Não sei se você notou, mas todo mundo do cenário falava de racismo sem parar na semana passada. Percebo que a “moda” está passando e cairemos no erro de engavetar esse assunto. Racismo só será pauta quando algum jogador ou streamer escapar explicitamente alguma injúria racial. E racismo não é só sobre xingamentos.
Para evitar isso, é necessário, portanto, que as pessoas se conscientizem sobre como o racismo está presente nos esports - e na sociedade em geral. É trazer pessoas pretas para ouvir sobre negritude e as injustiças sociais que estão atreladas a forma como os privilégios se dão no Brasil.
Eu, como pessoa preta, só quero me sentir incluído nos esports. Não quero ter meu cabelo invadido enquanto estou trabalhando porque você acha que tem o direito de enfiar uma caneta no meu black. Não quero ser chamado de macaco enquanto jogo. Ou de Will Smith quando chego em algum evento. Não quero ser visto como petulante por mandar o papo reto - ainda mais quando o assunto é sobre racismo. Não quero ter que problematizar sobre racismo.
Mas sei que até lá, terei que seguir dando o cara ao tapa. Enquanto alguns “aliados” entram e saem quando bem entendem da luta, eu tô no ringue todo dia levando porrada.
Jornalismo precisa ser engajado. Só assim para que haja mudanças. A transformação só acontece com conscientização. O ESPN Esports Brasil já possui esse DNA, mas reitero o compromisso. E com quem vive a realidade: você lerá análises e opiniões de pessoas do meio e especialistas. Negros. Precisamos sempre falar de racismo - assim como qualquer outro tipo de preconceito. É ter empatia e contexto, além de entender que negritude é um estágio individual.

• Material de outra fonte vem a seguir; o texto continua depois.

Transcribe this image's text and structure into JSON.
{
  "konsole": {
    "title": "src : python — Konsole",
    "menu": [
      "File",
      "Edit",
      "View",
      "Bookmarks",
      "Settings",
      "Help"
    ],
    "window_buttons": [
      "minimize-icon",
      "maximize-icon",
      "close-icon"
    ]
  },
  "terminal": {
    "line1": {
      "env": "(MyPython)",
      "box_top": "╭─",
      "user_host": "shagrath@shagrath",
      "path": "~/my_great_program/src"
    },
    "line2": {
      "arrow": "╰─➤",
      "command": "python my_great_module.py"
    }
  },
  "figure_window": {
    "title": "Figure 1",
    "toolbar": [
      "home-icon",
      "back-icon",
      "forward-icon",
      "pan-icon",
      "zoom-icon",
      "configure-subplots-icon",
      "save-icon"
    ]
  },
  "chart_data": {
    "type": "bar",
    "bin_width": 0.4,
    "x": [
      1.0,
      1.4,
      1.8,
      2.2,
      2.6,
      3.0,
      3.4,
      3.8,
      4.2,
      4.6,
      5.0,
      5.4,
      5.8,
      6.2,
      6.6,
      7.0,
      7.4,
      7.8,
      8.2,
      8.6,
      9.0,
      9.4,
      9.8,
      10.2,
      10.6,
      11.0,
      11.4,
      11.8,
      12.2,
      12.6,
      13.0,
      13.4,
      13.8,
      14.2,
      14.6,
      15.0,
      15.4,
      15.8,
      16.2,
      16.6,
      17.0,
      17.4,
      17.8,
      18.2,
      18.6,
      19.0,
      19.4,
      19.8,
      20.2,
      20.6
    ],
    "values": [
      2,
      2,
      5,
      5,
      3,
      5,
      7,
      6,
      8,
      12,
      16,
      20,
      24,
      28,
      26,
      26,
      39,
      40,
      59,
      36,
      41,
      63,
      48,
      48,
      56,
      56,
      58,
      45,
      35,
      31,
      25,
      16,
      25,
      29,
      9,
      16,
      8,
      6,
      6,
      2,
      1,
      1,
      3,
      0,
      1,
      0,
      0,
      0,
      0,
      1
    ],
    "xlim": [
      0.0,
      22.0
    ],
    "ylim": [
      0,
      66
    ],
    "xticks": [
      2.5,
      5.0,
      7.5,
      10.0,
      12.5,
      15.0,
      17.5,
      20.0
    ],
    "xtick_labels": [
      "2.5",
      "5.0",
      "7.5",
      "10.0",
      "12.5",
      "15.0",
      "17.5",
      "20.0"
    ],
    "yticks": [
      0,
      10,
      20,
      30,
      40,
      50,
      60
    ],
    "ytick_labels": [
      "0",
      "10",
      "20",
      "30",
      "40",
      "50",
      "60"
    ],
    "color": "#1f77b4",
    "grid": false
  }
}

"Permita que eu fale, não as minhas cicatrizes / Tanta dor rouba nossa voz, sabe o que resta de nóiz? / Alvos passeando por aí / Permita que eu fale, não as minhas cicatrizes / Se isso é sobre vivência, me resumir a sobrevivência / É roubar o pouco de bom que vivi" Emicida, AmarElo (2019)
Falar de racismo é ir além de informar. Falar de racismo é acolher quem sofre calado. Quando ninguém fala, parece que estamos sozinhos. Parece que estamos errados. Mas você perceberá que não é bem assim. Te vejo no pódio, já diria Emicida.
*Este artigo não representa, necessariamente, as opiniões da ESPN.